Rose mengangkat kepala dari layar komputernya. “Ya, Pak?”
“Bisa ke ruanganku sebentar?”
Rose segera bangkit dan mengikuti Dylan. Begitu pintu tertutup, Dylan langsung menatapnya dengan ekspresi serius.
“Bagaimana menurutmu soal makan malam kemarin?” tanyanya, tanpa basa-basi.
Rose merasa pertanyaannya agak aneh, tapi ia tetap menjawab dengan jujur. “Itu cukup menegangkan, tapi saya bersyukur semuanya berjalan lancar.

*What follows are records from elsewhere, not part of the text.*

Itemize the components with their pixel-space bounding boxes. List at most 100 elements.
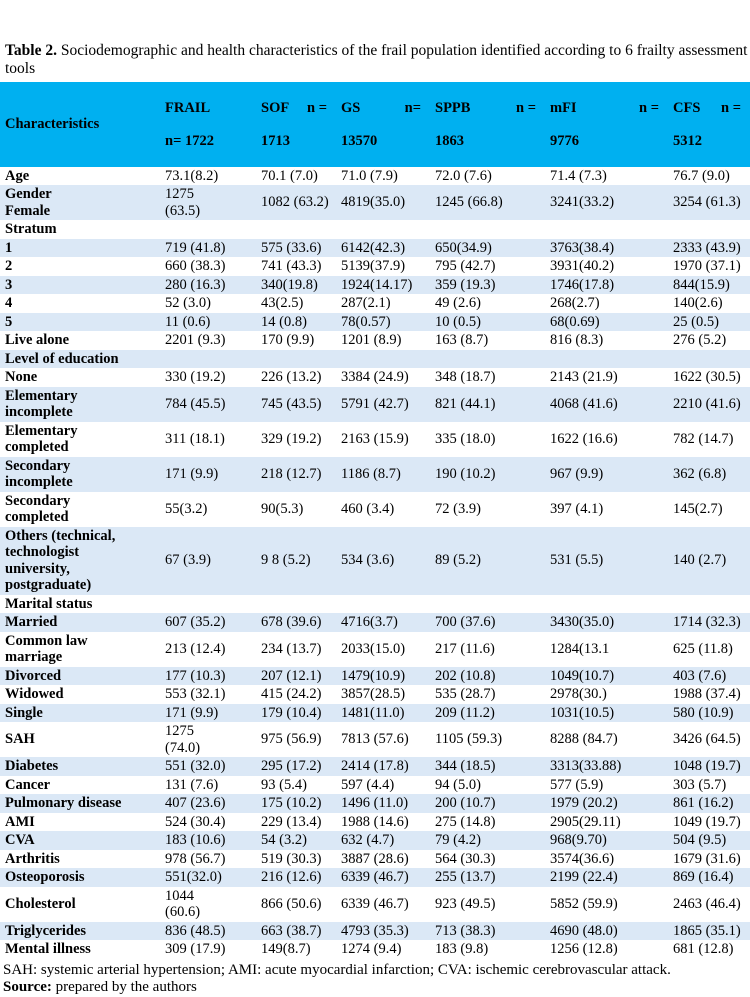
table-row: Gender Female 1275 (63.5) 1082 (63.2) 48… [0,185,750,220]
cell-value: 1714 (32.3) [673,614,741,630]
caption-text: Sociodemographic and health characterist… [5,42,748,77]
table-row: Elementary completed 311 (18.1) 329 (19.… [0,421,750,457]
cell-value: 1924(14.17) [341,276,413,293]
column-n-value: 1863 [435,132,464,149]
table-row: None 330 (19.2) 226 (13.2) 3384 (24.9) 3… [0,368,750,387]
column-name: GS [341,99,361,116]
cell-value: 1031(10.5) [550,704,615,721]
row-label: Mental illness [5,941,91,957]
cell-value: 1082 (63.2) [261,194,329,211]
cell-value [545,220,668,239]
table-row: Divorced 177 (10.3) 207 (12.1) 1479(10.9… [0,666,750,685]
cell-value: 577 (5.9) [550,776,604,793]
cell-value: 280 (16.3) [165,276,226,293]
cell-value: 6339 (46.7) [341,895,409,912]
cell-value: 295 (17.2) [261,758,322,774]
table-row: Stratum [0,220,750,239]
column-header: FRAIL n= 1722 [160,82,256,167]
table-row: Osteoporosis 551(32.0) 216 (12.6) 6339 (… [0,868,750,887]
cell-value: 1275 (74.0) [165,723,201,756]
cell-value: 2199 (22.4) [550,869,618,885]
cell-value: 4068 (41.6) [550,395,618,412]
cell-value: 3887 (28.6) [341,850,409,867]
cell-value: 2333 (43.9) [673,239,741,256]
cell-value: 795 (42.7) [435,258,496,274]
cell-value: 575 (33.6) [261,239,322,256]
cell-value: 68(0.69) [550,313,600,330]
cell-value: 140(2.6) [673,295,723,311]
table-row: Level of education [0,349,750,369]
cell-value: 89 (5.2) [435,552,481,569]
cell-value: 1049(10.7) [550,667,615,684]
cell-value: 190 (10.2) [435,465,496,482]
table-row: Common law marriage 213 (12.4) 234 (13.7… [0,631,750,667]
cell-value: 2210 (41.6) [673,395,741,412]
cell-value: 140 (2.7) [673,552,727,569]
table-row: 4 52 (3.0) 43(2.5) 287(2.1) 49 (2.6) 268… [0,294,750,313]
cell-value: 2163 (15.9) [341,430,409,447]
cell-value: 207 (12.1) [261,667,322,684]
row-label: Age [5,167,30,184]
cell-value [668,595,750,614]
cell-value: 2143 (21.9) [550,369,618,385]
cell-value: 625 (11.8) [673,640,733,657]
cell-value: 183 (9.8) [435,941,489,957]
cell-value: 1245 (66.8) [435,194,503,211]
column-header: GS n= 13570 [336,82,430,167]
cell-value: 43(2.5) [261,295,304,311]
cell-value: 14 (0.8) [261,313,307,330]
cell-value: 275 (14.8) [435,813,496,830]
cell-value: 70.1 (7.0) [261,167,318,184]
table-row: 1 719 (41.8) 575 (33.6) 6142(42.3) 650(3… [0,238,750,257]
cell-value: 524 (30.4) [165,813,226,830]
row-label: 2 [5,258,13,274]
cell-value: 209 (11.2) [435,704,495,721]
cell-value: 678 (39.6) [261,614,322,630]
cell-value: 1481(11.0) [341,704,405,721]
column-n-label: n = [516,99,536,116]
row-label: Pulmonary disease [5,795,122,811]
cell-value: 784 (45.5) [165,395,226,412]
cell-value: 719 (41.8) [165,239,226,256]
cell-value: 504 (9.5) [673,832,727,848]
column-n-value: 5312 [673,132,702,149]
column-name: SOF [261,99,290,116]
cell-value: 869 (16.4) [673,869,734,885]
cell-value [336,350,430,369]
cell-value: 218 (12.7) [261,465,322,482]
cell-value [160,350,256,369]
cell-value: 9 8 (5.2) [261,552,311,569]
column-n-label: n = [639,99,659,116]
cell-value: 52 (3.0) [165,295,211,311]
cell-value: 234 (13.7) [261,640,322,657]
row-label: Widowed [5,686,64,702]
cell-value: 2978(30.) [550,686,607,702]
cell-value: 2414 (17.8) [341,758,409,774]
cell-value: 217 (11.6) [435,640,495,657]
caption-label: Table 2. [5,42,57,59]
row-label: Common law marriage [5,632,88,666]
cell-value: 531 (5.5) [550,552,604,569]
cell-value: 2463 (46.4) [673,895,741,912]
row-label: Secondary incomplete [5,457,73,491]
cell-value: 287(2.1) [341,295,391,311]
cell-value [668,350,750,369]
cell-value: 551(32.0) [165,869,222,885]
table-row: Mental illness 309 (17.9) 149(8.7) 1274 … [0,940,750,959]
cell-value: 534 (3.6) [341,552,395,569]
column-n-value: 1713 [261,132,290,149]
source-note: Source: prepared by the authors [3,979,748,997]
cell-value: 782 (14.7) [673,430,734,447]
cell-value: 78(0.57) [341,313,391,330]
cell-value: 1274 (9.4) [341,941,402,957]
cell-value: 713 (38.3) [435,922,496,939]
source-text: prepared by the authors [51,979,197,995]
abbreviations-note: SAH: systemic arterial hypertension; AMI… [3,961,671,978]
row-label: None [5,369,38,385]
cell-value: 1048 (19.7) [673,758,741,774]
cell-value: 553 (32.1) [165,686,226,702]
cell-value: 340(19.8) [261,276,318,293]
cell-value [430,595,545,614]
cell-value: 268(2.7) [550,295,600,311]
cell-value: 1679 (31.6) [673,850,741,867]
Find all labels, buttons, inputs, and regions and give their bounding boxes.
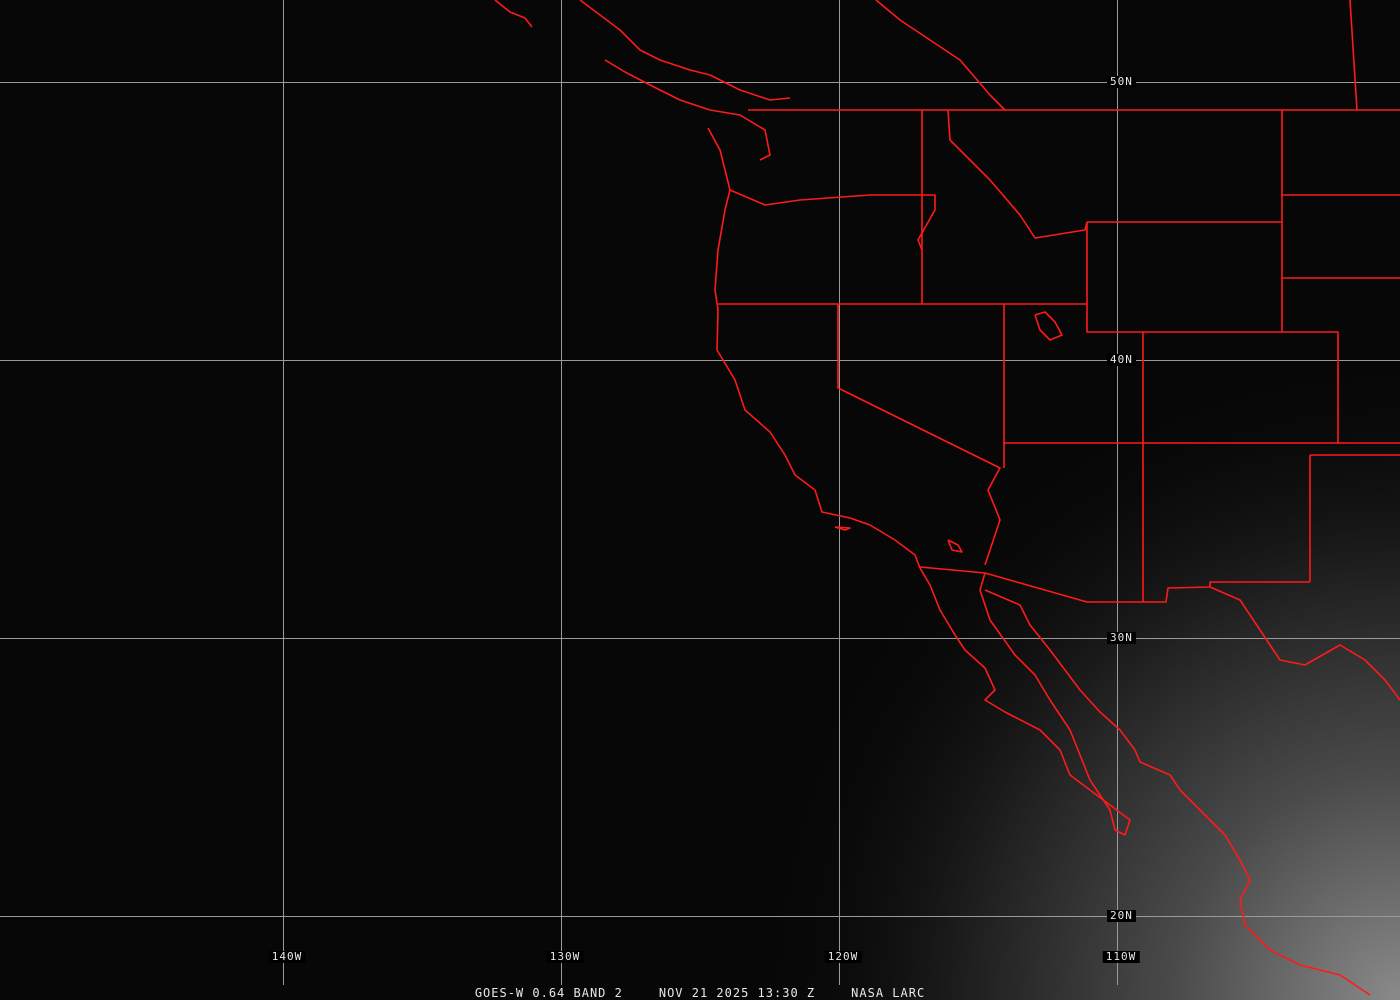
- image-caption: GOES-W 0.64 BAND 2 NOV 21 2025 13:30 Z NAS…: [0, 986, 1400, 1000]
- border-ca-nv: [837, 304, 1001, 566]
- great-salt-lake: [1034, 311, 1063, 341]
- border-wa-or: [729, 189, 936, 251]
- border-us-mexico: [919, 566, 1310, 603]
- border-id-mt: [947, 109, 1088, 239]
- coastline-vancouver-island: [604, 59, 771, 161]
- coastline-vancouver: [579, 0, 791, 101]
- image-credit: NASA LARC: [851, 986, 926, 1000]
- lon-label-130w: 130W: [546, 951, 584, 963]
- lat-label-30n: 30N: [1107, 632, 1136, 644]
- salton-sea: [947, 539, 963, 553]
- lon-label-110w: 110W: [1102, 951, 1140, 963]
- image-datetime: NOV 21 2025 13:30 Z: [658, 986, 816, 1000]
- lat-label-20n: 20N: [1107, 910, 1136, 922]
- coastline-bc: [494, 0, 533, 28]
- lat-label-50n: 50N: [1107, 76, 1136, 88]
- border-nd-mt: [1349, 0, 1358, 111]
- satellite-band: GOES-W 0.64 BAND 2: [474, 986, 623, 1000]
- lat-label-40n: 40N: [1107, 354, 1136, 366]
- lon-label-120w: 120W: [824, 951, 862, 963]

Keluarga Anda sangat ramah.”
Dylan mengangguk, meskipun wajahnya masih tampak kaku. “Kau tahu, mereka sangat terkesan padamu.”
Rose tersenyum kecil. “Benarkah? Itu hal yang baik, bukan?”
Namun, Dylan justru menghela napas berat, membungkukkan tubuhnya sedikit ke depan, kedua tangannya menopang meja. “Masalahnya, Rose, ini bukan hal yang sederhana. Keluargaku suka berekspektasi terlalu banyak. Sekarang, mereka akan berpikir bahwa kau adalah… seseorang yang lebih dari sekadar karyawan.”
Rose tertegun. “Saya tidak mengerti, Pak. Apa saya melakukan sesuatu yang salah?”
Dylan menggeleng cepat. “Bukan itu maksudku. Kau tidak salah. Hanya saja… Aku tidak ingin mereka memaksakan sesuatu padamu.”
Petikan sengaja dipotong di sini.